4. Basic composition of a Turkish bath :

A typical Turkish bath consists of a succession of rooms, containing steam rooms of varying temperatures, massage tables, and saunas.

Steam room : 

The steam room contains hot water vapor at high temperature to which different scents are added; the user sits or stands in the vapors for a steam bath. Water vapors accumulate in the domed ceiling and create an environment similar to that of a low pressure cloud.

 In traditional baths there are no showers or taps: the water is poured from one bucket into another according to need by hand, and emptied into drains in the floor. The hot water cooks the skin and loosens the hair, while the steam prevents the air from reaching the skin, so that the pores remain open. The effect is to remove impurities from cells.

Clothes are left in a locker before entering, because all clothing must be removed before entering, as there are rules against bringing any items into the baths (for example shoes and sandals, which can cause burns). 

Any articles not removed are left where they fall. More modern baths may have “showers” for this purpose; but it is also possible for visitors to shower beforehand in their own bathroom or elsewhere outside of their Turkish bath.

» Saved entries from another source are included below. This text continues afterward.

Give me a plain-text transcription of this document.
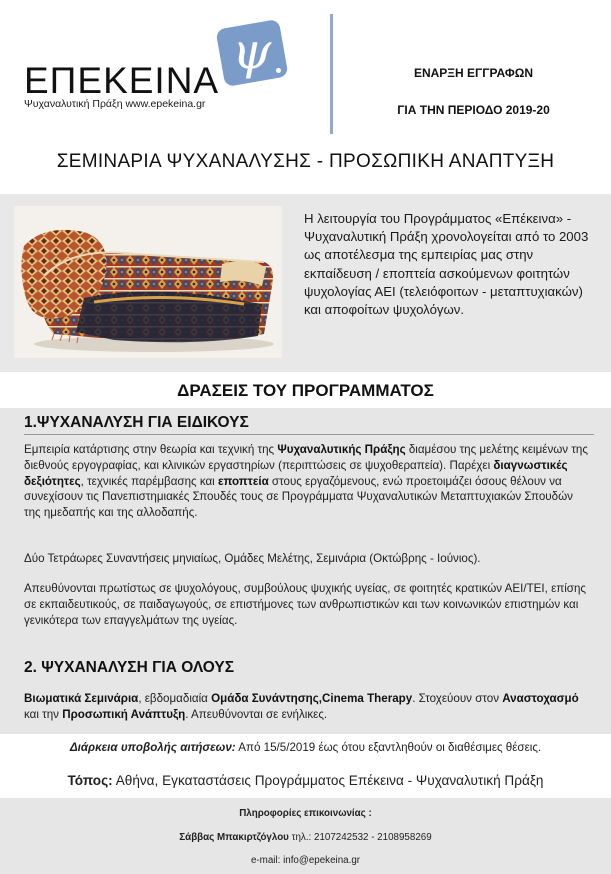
ψ
ΕΠΕΚΕΙΝΑ
Ψυχαναλυτική Πράξη www.epekeina.gr
ΕΝΑΡΞΗ ΕΓΓΡΑΦΩΝ
ΓΙΑ ΤΗΝ ΠΕΡΙΟΔΟ 2019-20
ΣΕΜΙΝΑΡΙΑ ΨΥΧΑΝΑΛΥΣΗΣ - ΠΡΟΣΩΠΙΚΗ ΑΝΑΠΤΥΞΗ
Η λειτουργία του Προγράμματος «Επέκεινα» - Ψυχαναλυτική Πράξη χρονολογείται από το 2003 ως αποτέλεσμα της εμπειρίας μας στην εκπαίδευση / εποπτεία ασκούμενων φοιτητών ψυχολογίας ΑΕΙ (τελειόφοιτων - μεταπτυχιακών) και αποφοίτων ψυχολόγων.
ΔΡΑΣΕΙΣ ΤΟΥ ΠΡΟΓΡΑΜΜΑΤΟΣ
1.ΨΥΧΑΝΑΛΥΣΗ ΓΙΑ ΕΙΔΙΚΟΥΣ
Εμπειρία κατάρτισης στην θεωρία και τεχνική της Ψυχαναλυτικής Πράξης διαμέσου της μελέτης κειμένων της διεθνούς εργογραφίας, και κλινικών εργαστηρίων (περιπτώσεις σε ψυχοθεραπεία). Παρέχει διαγνωστικές δεξιότητες, τεχνικές παρέμβασης και εποπτεία στους εργαζόμενους, ενώ προετοιμάζει όσους θέλουν να συνεχίσουν τις Πανεπιστημιακές Σπουδές τους σε Προγράμματα Ψυχαναλυτικών Μεταπτυχιακών Σπουδών της ημεδαπής και της αλλοδαπής.
Δύο Τετράωρες Συναντήσεις μηνιαίως, Ομάδες Μελέτης, Σεμινάρια (Οκτώβρης - Ιούνιος).
Απευθύνονται πρωτίστως σε ψυχολόγους, συμβούλους ψυχικής υγείας, σε φοιτητές κρατικών ΑΕΙ/ΤΕΙ, επίσης σε εκπαιδευτικούς, σε παιδαγωγούς, σε επιστήμονες των ανθρωπιστικών και των κοινωνικών επιστημών και γενικότερα των επαγγελμάτων της υγείας.
2. ΨΥΧΑΝΑΛΥΣΗ ΓΙΑ ΟΛΟΥΣ
Βιωματικά Σεμινάρια, εβδομαδιαία Ομάδα Συνάντησης,Cinema Therapy. Στοχεύουν στον Αναστοχασμό και την Προσωπική Ανάπτυξη. Απευθύνονται σε ενήλικες.
Διάρκεια υποβολής αιτήσεων: Από 15/5/2019 έως ότου εξαντληθούν οι διαθέσιμες θέσεις.
Τόπος: Αθήνα, Εγκαταστάσεις Προγράμματος Επέκεινα - Ψυχαναλυτική Πράξη
Πληροφορίες επικοινωνίας :
Σάββας Μπακιρτζόγλου τηλ.: 2107242532 - 2108958269
e-mail: info@epekeina.gr
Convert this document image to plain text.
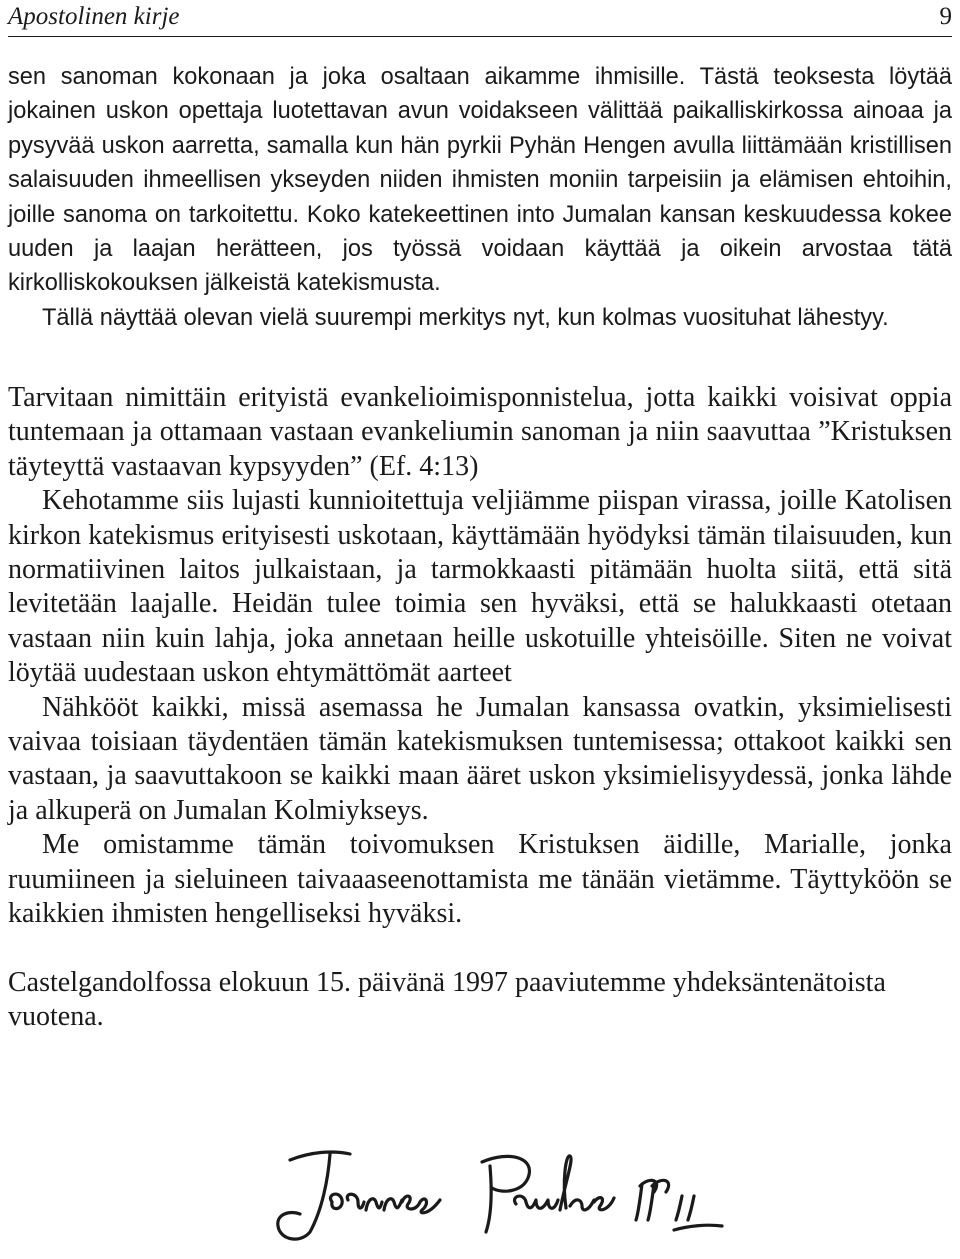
Apostolinen kirje	9

sen sanoman kokonaan ja joka osaltaan aikamme ihmisille. Tästä teoksesta löytää jokainen uskon opettaja luotettavan avun voidakseen välittää paikalliskirkossa ainoaa ja pysyvää uskon aarretta, samalla kun hän pyrkii Pyhän Hengen avulla liittämään kristillisen salaisuuden ihmeellisen ykseyden niiden ihmisten moniin tarpeisiin ja elämisen ehtoihin, joille sanoma on tarkoitettu. Koko katekeettinen into Jumalan kansan keskuudessa kokee uuden ja laajan herätteen, jos työssä voidaan käyttää ja oikein arvostaa tätä kirkolliskokouksen jälkeistä katekismusta.

Tällä näyttää olevan vielä suurempi merkitys nyt, kun kolmas vuosituhat lähestyy.

Tarvitaan nimittäin erityistä evankelioimisponnistelua, jotta kaikki voisivat oppia tuntemaan ja ottamaan vastaan evankeliumin sanoman ja niin saavuttaa ”Kristuksen täyteyttä vastaavan kypsyyden” (Ef. 4:13)

Kehotamme siis lujasti kunnioitettuja veljiämme piispan virassa, joille Katolisen kirkon katekismus erityisesti uskotaan, käyttämään hyödyksi tämän tilaisuuden, kun normatiivinen laitos julkaistaan, ja tarmokkaasti pitämään huolta siitä, että sitä levitetään laajalle. Heidän tulee toimia sen hyväksi, että se halukkaasti otetaan vastaan niin kuin lahja, joka annetaan heille uskotuille yhteisöille. Siten ne voivat löytää uudestaan uskon ehtymättömät aarteet

Nähkööt kaikki, missä asemassa he Jumalan kansassa ovatkin, yksimielisesti vaivaa toisiaan täydentäen tämän katekismuksen tuntemisessa; ottakoot kaikki sen vastaan, ja saavuttakoon se kaikki maan ääret uskon yksimielisyydessä, jonka lähde ja alkuperä on Jumalan Kolmiykseys.

Me omistamme tämän toivomuksen Kristuksen äidille, Marialle, jonka ruumiineen ja sieluineen taivaaaseenottamista me tänään vietämme. Täyttyköön se kaikkien ihmisten hengelliseksi hyväksi.

Castelgandolfossa elokuun 15. päivänä 1997 paaviutemme yhdeksäntenätoista vuotena.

Steam room temperatures may range from hot (up to 100°F) to very hot (130°F and up). They are typically rather humid pitch-black inside, in order to maximize the feeling of heat.

Massage rooms : 

In a typical Turkish bath, there will be several small dressing and lounging rooms. After stripping off in a locker or changing room, the bathers move into a warm sauna. Some saunas are hotter than others; some even have a pool where one can sit with one’s head well below the water line. After perspiring freely in a hot sauna or steam room, one enters the cool-down rooms, then goes to the relaxation room.

Cool-down rooms : 

The cool-down rooms are just that: rooms at a comfortable temperature, where bathers can relax and “cool down” in times of winter. They are also used for resting between bouts of exercise. The cool-down rooms are often decorated with plants and have lounge chairs for relaxing. It is possible to enter these areas directly from the street outside the baths; however, it is often necessary to pass through one or more “wet” areas before entering a “dry” area like a cool-down room.

Relaxation room :

In the Turkish bath, relaxation rooms are available for meditation, sleep, and reading. The basic furniture is a stool, a table and a pillow. The room is lit by candles or dim electric lights. It is not uncommon to find models of historic baths in such rooms. In some Turkish baths there are also massage tables with mirrors on them for bathers to consider the progress of their massages at their leisure. There may be bedding for sleeping if it is needed.